Ante Blažević

Personal information
- Date of birth: 5 May 1996 (age 30)
- Place of birth: Split, Croatia
- Height: 1.77 m (5 ft 10 in)
- Position: Right-back

Team information
- Current team: Dubrava
- Number: 13

Youth career
- 2006–2007: Omladinac Vranjic
- 2007: Jadran Kaštel Sućurac
- 2007–2008: Omladinac Vranjic
- 2008–2014: Hajduk Split
- 2014–2016: Oostende

Senior career*
- Years: Team / Apps / (Gls)
- 2014–2016: Oostende / 6 / (0)
- 2017: Junak Sinj / 7 / (0)
- 2017–2018: VfV 06 Hildesheim / 17 / (2)
- 2018–2019: Brežice 1919 / 12 / (2)
- 2019–2020: Čelik Zenica / 18 / (0)
- 2020–2022: Željezničar / 40 / (0)
- 2022–2023: Levski Sofia / 1 / (0)
- 2023–2024: Croatia Zmijavci / 6 / (0)
- 2024–2025: Solin / 16 / (2)
- 2025–2026: Jedinstvo / 34 / (0)
- 2026–: Dubrava / 2 / (0)

International career
- 2010: Croatia U14 / 2 / (1)
- 2010–2011: Croatia U15 / 6 / (0)
- 2012–2013: Croatia U17 / 7 / (0)
- 2013–2014: Croatia U18 / 3 / (0)
- 2014: Croatia U19 / 1 / (0)

= Ante Blažević =

Croatian footballer

Ante Blažević (born 5 May 1996) is a Croatian professional footballer who plays as a right-back for Dubrava.

==Early career==
From Kaštel Sućurac, Blažević practiced athletics and football, having started his football career at Omladinac Vranjic and Jadran Kaštel Sućurac, before joining the HNK Hajduk Split academy.
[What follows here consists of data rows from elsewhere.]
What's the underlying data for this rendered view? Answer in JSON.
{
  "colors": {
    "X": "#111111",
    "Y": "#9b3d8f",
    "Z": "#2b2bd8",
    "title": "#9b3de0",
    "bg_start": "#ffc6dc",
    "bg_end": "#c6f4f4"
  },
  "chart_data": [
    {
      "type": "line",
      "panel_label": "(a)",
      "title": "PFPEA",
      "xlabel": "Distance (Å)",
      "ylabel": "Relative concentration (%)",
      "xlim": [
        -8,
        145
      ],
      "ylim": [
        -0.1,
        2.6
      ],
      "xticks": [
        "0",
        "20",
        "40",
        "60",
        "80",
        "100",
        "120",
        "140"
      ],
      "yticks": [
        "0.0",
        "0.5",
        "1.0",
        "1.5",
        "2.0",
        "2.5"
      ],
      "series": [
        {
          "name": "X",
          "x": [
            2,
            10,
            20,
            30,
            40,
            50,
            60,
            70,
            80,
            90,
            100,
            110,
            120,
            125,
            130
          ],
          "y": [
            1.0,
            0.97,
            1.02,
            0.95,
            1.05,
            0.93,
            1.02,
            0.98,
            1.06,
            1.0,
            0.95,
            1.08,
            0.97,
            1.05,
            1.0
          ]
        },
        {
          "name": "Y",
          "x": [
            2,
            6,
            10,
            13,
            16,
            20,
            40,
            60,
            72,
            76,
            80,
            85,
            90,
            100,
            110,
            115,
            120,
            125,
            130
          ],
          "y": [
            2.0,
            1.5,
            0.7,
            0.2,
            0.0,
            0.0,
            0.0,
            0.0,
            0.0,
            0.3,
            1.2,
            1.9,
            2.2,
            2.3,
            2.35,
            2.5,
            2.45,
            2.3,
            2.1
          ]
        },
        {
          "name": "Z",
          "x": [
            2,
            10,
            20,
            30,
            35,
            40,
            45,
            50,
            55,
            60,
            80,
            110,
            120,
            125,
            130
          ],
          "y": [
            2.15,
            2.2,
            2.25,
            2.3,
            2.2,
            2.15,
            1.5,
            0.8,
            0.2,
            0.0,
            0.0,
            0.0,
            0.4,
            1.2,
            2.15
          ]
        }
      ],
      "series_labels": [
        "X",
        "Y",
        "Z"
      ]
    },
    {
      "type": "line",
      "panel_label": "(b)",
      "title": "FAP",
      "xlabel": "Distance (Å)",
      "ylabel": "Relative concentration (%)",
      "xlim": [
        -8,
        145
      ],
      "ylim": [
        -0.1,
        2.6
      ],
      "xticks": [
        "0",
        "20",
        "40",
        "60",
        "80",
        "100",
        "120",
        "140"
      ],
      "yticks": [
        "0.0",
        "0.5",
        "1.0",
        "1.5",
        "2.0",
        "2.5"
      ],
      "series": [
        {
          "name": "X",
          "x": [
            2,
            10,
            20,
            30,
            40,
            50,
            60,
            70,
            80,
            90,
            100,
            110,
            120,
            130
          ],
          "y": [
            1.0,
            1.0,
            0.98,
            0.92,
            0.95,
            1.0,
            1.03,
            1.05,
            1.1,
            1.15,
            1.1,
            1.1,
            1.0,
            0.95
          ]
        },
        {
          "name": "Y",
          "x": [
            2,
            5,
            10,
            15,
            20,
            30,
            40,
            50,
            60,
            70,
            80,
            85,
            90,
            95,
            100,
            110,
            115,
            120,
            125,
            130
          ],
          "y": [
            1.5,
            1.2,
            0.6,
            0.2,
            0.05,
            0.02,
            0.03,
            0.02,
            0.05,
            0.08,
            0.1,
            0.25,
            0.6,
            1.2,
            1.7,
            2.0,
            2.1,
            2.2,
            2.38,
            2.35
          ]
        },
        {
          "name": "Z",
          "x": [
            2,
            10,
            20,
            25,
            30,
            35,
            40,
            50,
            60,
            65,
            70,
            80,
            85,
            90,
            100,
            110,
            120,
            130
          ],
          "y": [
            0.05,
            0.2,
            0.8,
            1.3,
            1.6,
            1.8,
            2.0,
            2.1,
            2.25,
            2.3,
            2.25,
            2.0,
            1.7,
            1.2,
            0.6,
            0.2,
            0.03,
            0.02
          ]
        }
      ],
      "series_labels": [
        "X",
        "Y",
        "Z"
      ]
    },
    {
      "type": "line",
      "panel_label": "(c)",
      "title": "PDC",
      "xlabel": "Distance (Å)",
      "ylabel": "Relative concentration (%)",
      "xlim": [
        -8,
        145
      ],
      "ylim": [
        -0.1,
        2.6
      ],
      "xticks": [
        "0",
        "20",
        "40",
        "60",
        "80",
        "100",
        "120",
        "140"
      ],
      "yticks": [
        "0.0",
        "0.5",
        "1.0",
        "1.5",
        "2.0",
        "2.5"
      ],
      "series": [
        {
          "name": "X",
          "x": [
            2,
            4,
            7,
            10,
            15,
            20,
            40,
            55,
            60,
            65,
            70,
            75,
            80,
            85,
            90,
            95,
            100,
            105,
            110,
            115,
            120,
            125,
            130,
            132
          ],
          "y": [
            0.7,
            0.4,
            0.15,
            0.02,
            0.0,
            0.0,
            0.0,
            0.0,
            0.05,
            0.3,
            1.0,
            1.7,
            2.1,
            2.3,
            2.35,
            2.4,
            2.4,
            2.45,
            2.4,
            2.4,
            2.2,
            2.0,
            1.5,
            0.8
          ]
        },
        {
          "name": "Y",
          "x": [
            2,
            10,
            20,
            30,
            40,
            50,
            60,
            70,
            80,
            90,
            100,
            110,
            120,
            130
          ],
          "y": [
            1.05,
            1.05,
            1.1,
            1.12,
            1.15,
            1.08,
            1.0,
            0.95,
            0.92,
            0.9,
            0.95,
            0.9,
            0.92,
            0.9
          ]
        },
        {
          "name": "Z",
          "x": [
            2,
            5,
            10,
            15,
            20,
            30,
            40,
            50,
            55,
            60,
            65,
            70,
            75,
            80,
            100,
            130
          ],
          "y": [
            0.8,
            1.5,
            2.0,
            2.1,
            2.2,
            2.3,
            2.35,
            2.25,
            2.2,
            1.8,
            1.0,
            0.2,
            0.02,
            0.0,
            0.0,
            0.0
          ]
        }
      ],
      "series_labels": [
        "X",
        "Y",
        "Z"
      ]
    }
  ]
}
A forward, compared to Zlatko Vujović in his academy years, he became a youth national team player as well, but his stay proved to be rocky due to contract demands, with the player leaving the club for several months during his U17 years and training with GOŠK Kaštela, before returning to the team. Finally, in 2014, Blažević and his family refused to sign a professional contract with Hajduk, the negotiations having fallen through, the family stating that they felt Blažević wasn't being valued enough by the club, and, on the other side, the club not accepting terms such as one of the highest wages in the club, goal bonuses, guaranteed playing time, free-kick taking priority and others. Despite the urging of his agent Tonči Martić to stay at Hajduk, Blažević, subsequently admitting impatience, decided to accept an offer from the Belgian side K.V. Oostende.

==Levski Sofia==
On 9 July 2022, he made his official debut for Levski Sofia in the 0:1 loss against CSKA 1948, which was the team's first league match for the 2022–23 season, but after that fell out of favor with coach Stanimir Stoilov and was removed from the first team.